Thou shall love thy neighbor as thyself. – Matthew 19:19
A lot is written about what is meant by the words – our neighbor. Surely our neighbor doesn’t just mean our friends or the couple next door. “Our neighbor” begins with one’s spouse, one’s children, and family and sometimes Christ’s admonition “love thy neighbor” when it applies to family is very hard to carry out. But today a different kind of neighbor comes to my meditation. It’s the deserted friend whom no one else looks after. The abandonment isn’t often even purposeful. Distance, no longer common interests, an insult no one even remembers, or one of nature’s cruelest abandonment — illness or disease which causes the neighbor not to even know you anymore — all keep us away from our neighbors and love fades. God calls us to do something about those neighbors who are deserted, just as much as the neighbor in the same house or down the block.

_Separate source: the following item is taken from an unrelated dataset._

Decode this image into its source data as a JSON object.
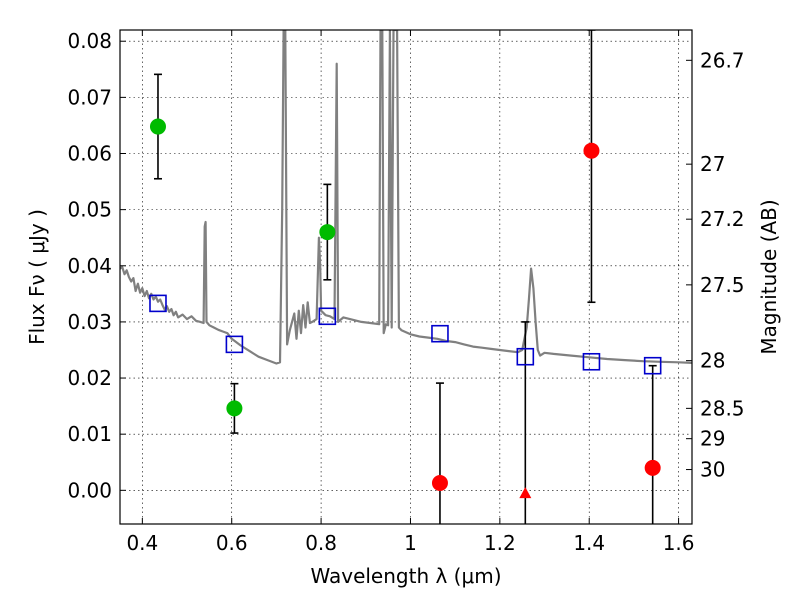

I had teammates who played a violent sport and because I do, I now know people whose memory is rapidly fading. They may remember the touchdown they scored or the block they missed, but they can’t remember whether they ate lunch or bathed an hour earlier. It is easy to find excuses to abandon those memory challenged individuals. We say, “They won’t remember I called or dropped by anyway.” When a person’s mind deserts them, we each have a greater obligation to not do the same. Maybe my call or visit won’t register in their lost short term memory, but I believe it registers somewhere, maybe to be recalled when the long term memory kicks in.
Desertion takes on many shapes including one of the worst — when we desert ourselves and our principles. When desertion comes to that neighbor – ourselves – it is definitely time to remember that neighbor and pay him or her a call?